Bob G. Knight, Ph.D.
Merle H. Bensinger Professor of Gerontology
Age differences in effect of emotion on cognition; cultural differences in stress and coping models for distress among dementia caregivers; wisdom
Bob G. Knight, Ph.D., is the Merle H. Bensinger Professor of Gerontology and Professor of Psychology at the USC Davis School of Gerontology/Andrus Gerontology Center. In addition to that position, he also serves as director of the Tingstad Older Adult Counseling Center.
He has published extensively in mental health and aging, including Psychotherapy with older adults (Sage, 3rd ed. 2004, available in French, Dutch, Japanese and Chinese translations). He is working with Nancy Pachana, Ph.D. (University of Queensland) on Psychological assessment and therapy with older adults, under contract with Oxford University Press.
His writing on psychotherapy with older adults includes development of the Contextual Adult Life Span Theory for Adapting Psychotherapy (CALTAP), which applies life span developmental principles to therapy with older adults.
Dr. Knight’s work has been recognized by multiple national awards, including:
Dr. Knight has been active in various professional organizations relating to psychology and aging. He served as the President of Section II, Division 12 (Clinical Geropsychology) of the American Psychological Association in 1997; President of APA Division of Adult Development and Aging, 2003-04; chair of the APA Committee in Aging, 2001. In 2006, he co-chaired (with Michele Karel) the National Conference on Training Models in Clinical Geropsychology. In 2007-08, he helped to organize and was the founding Chair of the Council of Professional Geropsychology Training Programs.
Current research interests include cultural difference in stress and coping models used to understand family caregiving as well as age differences in the effects of emotion on cognition. Knight and his collaborators have developed and are refining a sociocultural stress and coping model for understanding physical and mental health effects of stress related to caring for a family member with dementia.
The work to date has suggested a common core model that links behavioral problems of the person with dementia to perceived burden to avoidant coping strategies to emotional distress and subjective physical health outcomes. This common model is elaborated in different ways across cultural groups studied to date, which have included African Americans, Latinos and Korean Americans as well as cross-national comparisons with caregivers in Korea and in Spain. The work has also suggested that the group specific differences are found more in differential coping styles and in social support rather than in cultural values.
There is also some evidence for biological markers of stress showing effects of caregiving in minority groups that are not self-reporting poor health. Future aims for this line of research include further refinement of the sociocultural stress and coping model with special attention the discrepancy between biomarkers indicators of stress and self-reported effects, the development of measures of group-specific cultural values related to caregiving and the development of an intervention for caregivers rooted in the sociocultural stress and coping model.
The work on age differences on the effects of emotion on cognition has used mood induction experimental research to replicate the mood congruence effect for depression and the selective attention to threat effect for anxiety in older adult populations. The mood congruence effect for recall of sad memories in sad mood seems to affect more cognitive tasks in older adults than in younger adults and to impede recall of positive memories in older adults. Future work on this line of research will be focused on better understanding the processes leading to age differences in the effects of emotion on cognition, examining these effects in clinical populations of older adults with depression and anxiety, and exploring whether these differences suggest modifications are needed in cognitive behavior therapy (which is theoretically connected in part with these emotion-cognition relationships) when practiced with older adults.

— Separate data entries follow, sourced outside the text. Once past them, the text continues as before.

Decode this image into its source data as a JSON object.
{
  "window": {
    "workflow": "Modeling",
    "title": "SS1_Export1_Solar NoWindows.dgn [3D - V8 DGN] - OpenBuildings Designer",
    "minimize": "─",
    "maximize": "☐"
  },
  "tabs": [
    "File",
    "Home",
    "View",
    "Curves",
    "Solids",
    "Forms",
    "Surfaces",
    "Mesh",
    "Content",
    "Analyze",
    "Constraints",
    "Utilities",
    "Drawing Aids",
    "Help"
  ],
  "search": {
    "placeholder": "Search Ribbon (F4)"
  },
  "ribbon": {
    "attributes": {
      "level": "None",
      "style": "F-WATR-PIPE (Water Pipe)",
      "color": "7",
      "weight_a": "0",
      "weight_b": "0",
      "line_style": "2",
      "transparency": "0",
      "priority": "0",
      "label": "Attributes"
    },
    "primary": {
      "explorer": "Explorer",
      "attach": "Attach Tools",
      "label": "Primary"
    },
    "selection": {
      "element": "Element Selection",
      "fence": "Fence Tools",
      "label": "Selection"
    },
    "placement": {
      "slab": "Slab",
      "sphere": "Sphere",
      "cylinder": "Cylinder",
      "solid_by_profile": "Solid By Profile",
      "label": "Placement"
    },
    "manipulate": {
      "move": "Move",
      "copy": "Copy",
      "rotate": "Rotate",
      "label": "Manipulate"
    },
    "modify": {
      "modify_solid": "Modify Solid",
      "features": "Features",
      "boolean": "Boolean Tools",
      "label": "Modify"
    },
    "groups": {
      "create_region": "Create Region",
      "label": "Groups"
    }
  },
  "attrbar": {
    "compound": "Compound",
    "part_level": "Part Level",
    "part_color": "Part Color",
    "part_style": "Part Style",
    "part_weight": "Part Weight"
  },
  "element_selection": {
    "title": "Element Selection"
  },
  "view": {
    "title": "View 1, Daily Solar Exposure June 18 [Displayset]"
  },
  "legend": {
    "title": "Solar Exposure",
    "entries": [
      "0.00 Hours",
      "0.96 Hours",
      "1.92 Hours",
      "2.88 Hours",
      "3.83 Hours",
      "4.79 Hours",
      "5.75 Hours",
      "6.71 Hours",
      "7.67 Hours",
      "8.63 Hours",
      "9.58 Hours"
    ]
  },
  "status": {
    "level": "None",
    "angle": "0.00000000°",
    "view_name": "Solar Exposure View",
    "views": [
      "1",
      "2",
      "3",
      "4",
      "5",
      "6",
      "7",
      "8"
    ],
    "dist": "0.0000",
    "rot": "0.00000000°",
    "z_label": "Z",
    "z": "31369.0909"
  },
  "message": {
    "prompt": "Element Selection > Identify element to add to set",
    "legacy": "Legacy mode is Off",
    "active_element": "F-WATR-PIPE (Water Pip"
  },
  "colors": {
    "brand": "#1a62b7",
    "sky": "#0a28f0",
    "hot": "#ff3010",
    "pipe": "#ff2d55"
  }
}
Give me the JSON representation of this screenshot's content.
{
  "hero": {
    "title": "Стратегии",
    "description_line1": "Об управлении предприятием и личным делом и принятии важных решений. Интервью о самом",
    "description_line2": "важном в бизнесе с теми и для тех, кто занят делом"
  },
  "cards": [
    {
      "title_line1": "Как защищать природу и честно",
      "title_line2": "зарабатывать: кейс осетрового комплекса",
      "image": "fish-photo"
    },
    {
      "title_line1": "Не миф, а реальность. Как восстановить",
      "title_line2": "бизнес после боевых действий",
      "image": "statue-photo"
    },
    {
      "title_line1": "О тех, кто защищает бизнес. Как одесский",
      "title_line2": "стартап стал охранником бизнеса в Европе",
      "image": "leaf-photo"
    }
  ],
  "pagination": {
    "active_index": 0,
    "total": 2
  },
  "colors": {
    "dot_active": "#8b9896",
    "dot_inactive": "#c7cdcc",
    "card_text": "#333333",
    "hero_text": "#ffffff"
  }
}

Dr. Knight received his Ph.D. in clinical psychology from Indiana University, Bloomington, IN. His professional experience in working with older adults began while working at the Urban League of Madison County (IN) where he organized and served as first president of the Madison County Council on Aging in 1973.
Gero 320 Psychology of Adult Development (4, Fa) How psychologists study thinking, memory, emotions, personality, and behavior, and how people change in these throughout adulthood to old age.
Gero 520 Life Span Developmental Psychology (2 or 4, FaSm) Behavior from adulthood to old age; study of major components of behavior such as perception, cognitive processes, personality, intergenerational relationships, sexuality, and life styles.
Gero 522 Counseling Older Adults and Their Families (2 or 4, Sp) Theory and application of assessment and intervention techniques with older adults and their families. Topics include: treatment modalities, psychopathology, ethical and legal issues, brain disorders.
Gero 628 Theories of Aging (4, Fa)An examination of the nature and adequacy of existing explanations of aging. Focus will be on psychological, sociological, and biological paradigms, and on the epistemology of theory.